Did Climate Change “Cause” Harvey?

Published by the Natural Resources Defense Fund

Floodwaters from Tropical Storm Harvey surround homes in Port Arthur, Texas, Thursday, Aug. 31, 2017

Gerald Herbert/AP

Harvey is now, officially, the heaviest and most destructive rainstorm in our nation’s history.

Nearly 25 trillion gallons of water pummeled southeast Texas and Louisiana over the course of a week, totaling more than 51 inches in some places. About 13 million residents came under some type of flood watch or warning, and the storm displaced as many as 30,000 people, many of whose homes and businesses were utterly destroyed. The injury and death totals won’t be settled for days, maybe even weeks. In trying to process the scope of this unprecedented natural disaster, people understandably want to know how and why it happened—and, of course, what we can do to keep it from happening again. So, in our grief and desperation, we ask: Was it climate change? Is that what caused Harvey?

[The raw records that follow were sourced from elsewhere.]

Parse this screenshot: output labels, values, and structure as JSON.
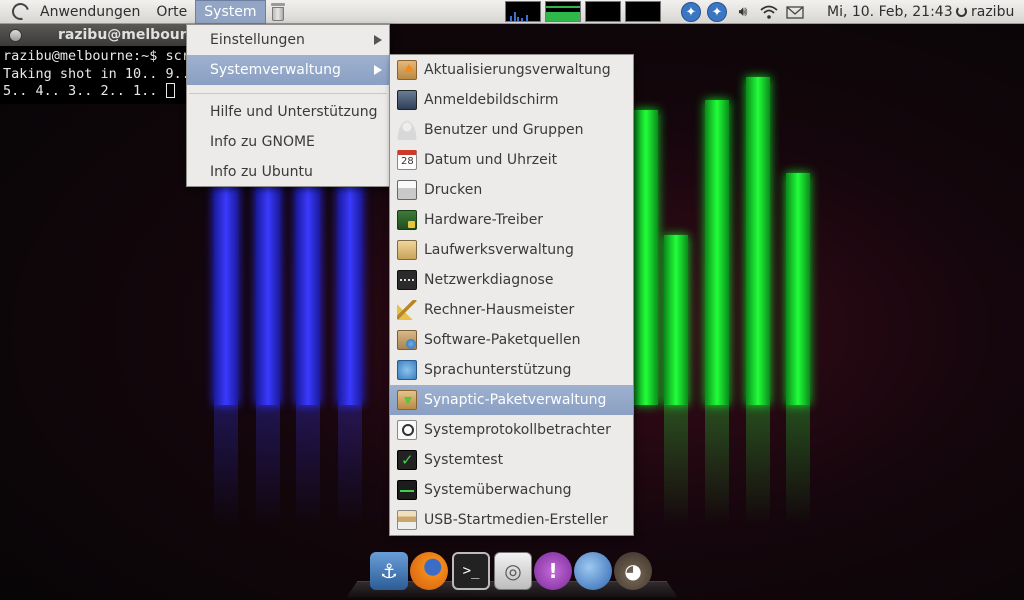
{
  "top_panel": {
    "menus": [
      "Anwendungen",
      "Orte",
      "System"
    ],
    "active_menu": "System",
    "clock": "Mi, 10. Feb, 21:43",
    "user": "razibu",
    "tray_icons": [
      "cpu-monitor-icon",
      "memory-monitor-icon",
      "network-monitor-icon",
      "load-monitor-icon",
      "accessibility-icon",
      "accessibility-icon",
      "volume-icon",
      "wifi-icon",
      "mail-icon",
      "power-icon"
    ]
  },
  "terminal": {
    "title": "razibu@melbourne: ~",
    "lines": [
      "razibu@melbourne:~$ scr",
      "Taking shot in 10.. 9..",
      "5.. 4.. 3.. 2.. 1.. "
    ]
  },
  "system_menu": {
    "items": [
      "Einstellungen",
      "Systemverwaltung",
      "Hilfe und Unterstützung",
      "Info zu GNOME",
      "Info zu Ubuntu"
    ],
    "highlighted": "Systemverwaltung"
  },
  "admin_menu": {
    "items": [
      {
        "label": "Aktualisierungsverwaltung",
        "icon": "update-manager-icon"
      },
      {
        "label": "Anmeldebildschirm",
        "icon": "login-screen-icon"
      },
      {
        "label": "Benutzer und Gruppen",
        "icon": "users-groups-icon"
      },
      {
        "label": "Datum und Uhrzeit",
        "icon": "calendar-icon"
      },
      {
        "label": "Drucken",
        "icon": "printer-icon"
      },
      {
        "label": "Hardware-Treiber",
        "icon": "hardware-driver-icon"
      },
      {
        "label": "Laufwerksverwaltung",
        "icon": "disk-drive-icon"
      },
      {
        "label": "Netzwerkdiagnose",
        "icon": "network-diagnostic-icon"
      },
      {
        "label": "Rechner-Hausmeister",
        "icon": "broom-icon"
      },
      {
        "label": "Software-Paketquellen",
        "icon": "software-sources-icon"
      },
      {
        "label": "Sprachunterstützung",
        "icon": "language-icon"
      },
      {
        "label": "Synaptic-Paketverwaltung",
        "icon": "synaptic-package-icon"
      },
      {
        "label": "Systemprotokollbetrachter",
        "icon": "log-viewer-icon"
      },
      {
        "label": "Systemtest",
        "icon": "system-test-icon"
      },
      {
        "label": "Systemüberwachung",
        "icon": "system-monitor-icon"
      },
      {
        "label": "USB-Startmedien-Ersteller",
        "icon": "usb-creator-icon"
      }
    ],
    "highlighted": "Synaptic-Paketverwaltung"
  },
  "dock": {
    "apps": [
      "anchor-icon",
      "firefox-icon",
      "terminal-icon",
      "disk-icon",
      "notification-icon",
      "thunderbird-icon",
      "gimp-icon"
    ]
  },
  "colors": {
    "menu_highlight": "#8a9fc2",
    "menu_background": "#ecebe9",
    "panel_background": "#d8d6d2",
    "wallpaper_blue_bars": "#3a3aff",
    "wallpaper_green_bars": "#22ff3a"
  }
}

And the climate scientists respond by saying: It’s more complicated than that.

Climate scientists are by nature and training a cautious bunch, and in their admirable caution they can frustrate those of us who clamor for the psychological comforts of a simple answer. We want them to identify a single, villainous entity that we can blame for a calamitous weather event like Harvey, in hopes that we can rally together against that which has been named, collectively staving off a repeat performance. In the face of such suffering, hearing that “it’s complicated” can feel like overcaution bordering on evasion. But it’s not.

In fact, the scientific community’s resistance to easy answers right now is a long-overdue teachable moment. We need to listen very closely to what scientists are telling us. And then, just as soon as we’ve addressed the humanitarian crisis at hand, we need to start talking seriously about the complicated nexus of atmospheric causes and effects, meteorological conditions, and other factors implicated in a disaster of this scale. To attribute Harvey to climate change, and then just leave it at that, would be incomplete and therefore incorrect. But to avoid talking about climate change—to ignore the role that it played in making Harvey much worse than it might have been otherwise—would be incomplete, incorrect, and immoral.

Here are two things that climate scientists agree on. Warmer air has a greater “carrying capacity” for moisture. That is, it can hold (and eventually deposit) a lot more water than cooler air can. At the same time, warmer ocean waters often bring more intense storms—and as it happens, waters in the Gulf of Mexico have been unusually warm lately. Put these two uncontroversial facts together and you arrive at an equally uncontroversial prediction: Rising air and ocean temperatures increase the risk that when hurricanes and tropical storms occur, they will bring with them a greater chance of extended rainfall and extensive flooding.

For a Harvey-like deluge to occur, though, a storm system needs to stay put over a given area instead of moving along at its normal rate of speed. This phenomenon, known as a block or a blocking pattern, occurs when a storm gets trapped between two high-pressure areas that end up pushing against it with roughly equal force—the storm gets stuck and hovers in place, possibly for days. We saw this in Colorado’s “superflood” in 2013, and we seem to be experiencing more and more of this pattern lately. Scientific unanimity hasn’t yet been reached in regard to what causes blocking patterns, but an increasing number of scientists believe the melting of Arctic ice may be involved.

Think of it this way: There have always been and always will be tropical storms, but global warming is making them wetter. Similarly, storms and hurricanes have always posed and will always pose a threat to coastal communities, but it’s very possible that global warming is encouraging these storms to stick around longer, and do more damage, before dissipating.

These statements were true before Harvey. What’s changed in the past week, of course, is that these truths have been made even more visible and palpable for Americans, bitterly and tragically so. In other parts of the world—where deadly flooding is just as terrible, but much more common—the connection between devastation and a warming planet has been firmly established in the public mind for years. In South Asia, flooding has killed more than 1,200 people this week in what experts and locals are calling the worst monsoon season in memory. On Tuesday alone, the city of Mumbai received nearly a month’s worth of rainfall in a single day.

It’s fine—and even appropriate—for scientists to balk when asked, point-blank, if climate change “caused” Harvey or some other disastrous weather event. Because it actually is more complicated than that. But within that complexity is a compelling argument for acknowledging the role that a warmer atmosphere is playing in this ongoing pageant of human misery—and an equally compelling plea for us to do whatever we can to minimize damage and loss of life. We may not have the power to stop storms, hurricanes, or flooding events from taking place. But if it’s within our power to make them less devastating in the future, how can we, in good conscience, decline to act?